Fidelity Investments has added $85.99 to the value of private company shares given to employees and other top insiders for 2008, an increase about 18 percent smaller than in the previous year, a spokeswoman said at the mutual fund giant's annual meeting yesterday.
The additional value, which the company sets each year, determines how much stockholders of the family-controlled business will receive in dividend-like payouts for 2008, and is a major part of the company's pay structure. Spokeswoman Anne Crowley declined to go into much detail about how it set the shares' additional value, which came in about $19 less than the $105 or so the firm confirmed it set for 2007.
Still, some Fidelity insiders consider the new figure a mixed blessing, since it doesn't represent nearly as big a hit to profits as other publicly traded asset managers have taken from broad stock market declines since last fall. Many financial firms have put significant pay cuts in place, including State Street Corp. of Boston and Bank of America Corp.
"Given everything that's going on in the world, with people out of work and all, it could be worse," said one Fidelity shareholder, speaking on condition of anonymity because the company didn't authorize the comments.
Technically, the figure represents the change in the "net asset value" of the insiders' shares, which is assigned by Fidelity each year. Senior employees can amass thousands of these shares, to the point where the payments connected to the shares equal half the annual compensation of the employees who hold them. Officially, 51 percent of the company's voting stock is held by employees, with the remainder controlled by the founding Johnson family, including chairman and chief executive Edward C. Johnson III.
Crowley said the 2008 figure was in line with the average annual additional share value of $87.20 for all of the current decade. She spoke outside Fidelity's annual meeting at the Seaport World Trade Center in Boston. The meeting was closed to the press. But Crowley said the figure should be seen as a sign of the company's strength since in theory, it could have paid out a much lower amount for 2008. "You should view it as a very healthy increase," she said.
Although the company's mutual funds have fallen significantly in value in parallel with stock market declines, the company has taken steps to preserve its finances, including laying off at least 3,000 of the 44,400 workers it had last fall, she said. "We took a number of steps throughout last year that helped us get ahead of circumstances," Crowley said.
Outside analysts follow the change in the company's net asset value as a rough measure of Fidelity's overall financial performance. In that light, Fidelity's lower figure for 2008 would reflect a substantial decline among its own investments, including real estate and private businesses such as the Boston Coach limousine company and a Maine tomato-growing enterprise, said Matthew Noll, an analyst for Moody's Investors Service in New York, who follows Fidelity.
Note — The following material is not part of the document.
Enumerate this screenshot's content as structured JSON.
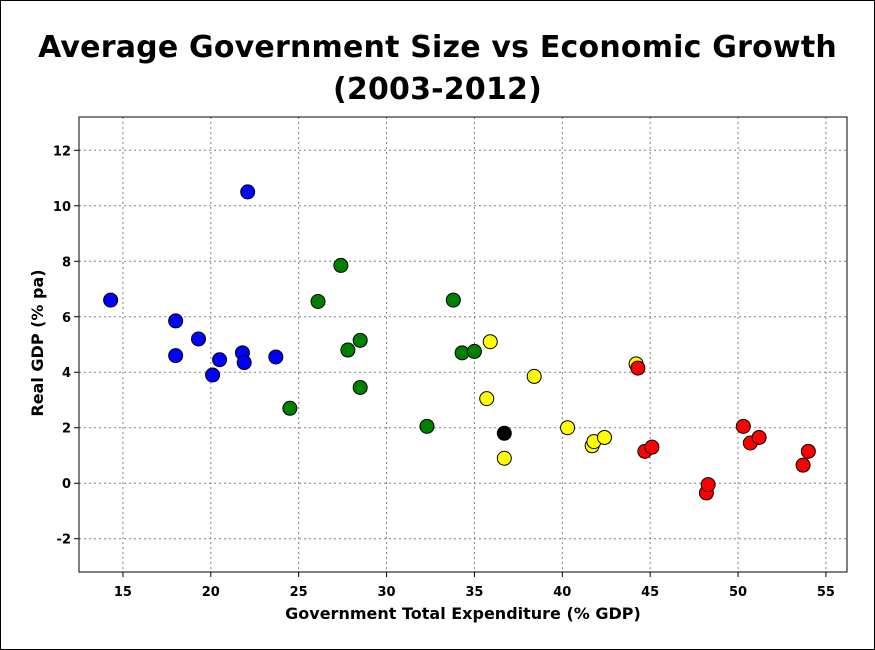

Noll said he expects Fidelity to report "modestly lower" revenue and profit figures for 2008 compared with 2007, when the firm earned $2.2 billion before taxes on revenue of $14.9 billion. The firm hasn't reported its results yet, but traditionally discloses them this time of the year.
But Noll said that compared with other fund firms, Fidelity has benefited financially from its diversification into areas such as its money-market mutual fund lineup, retirement services division for big employers, and an online brokerage unit, which earns more money the more people trade in stock markets.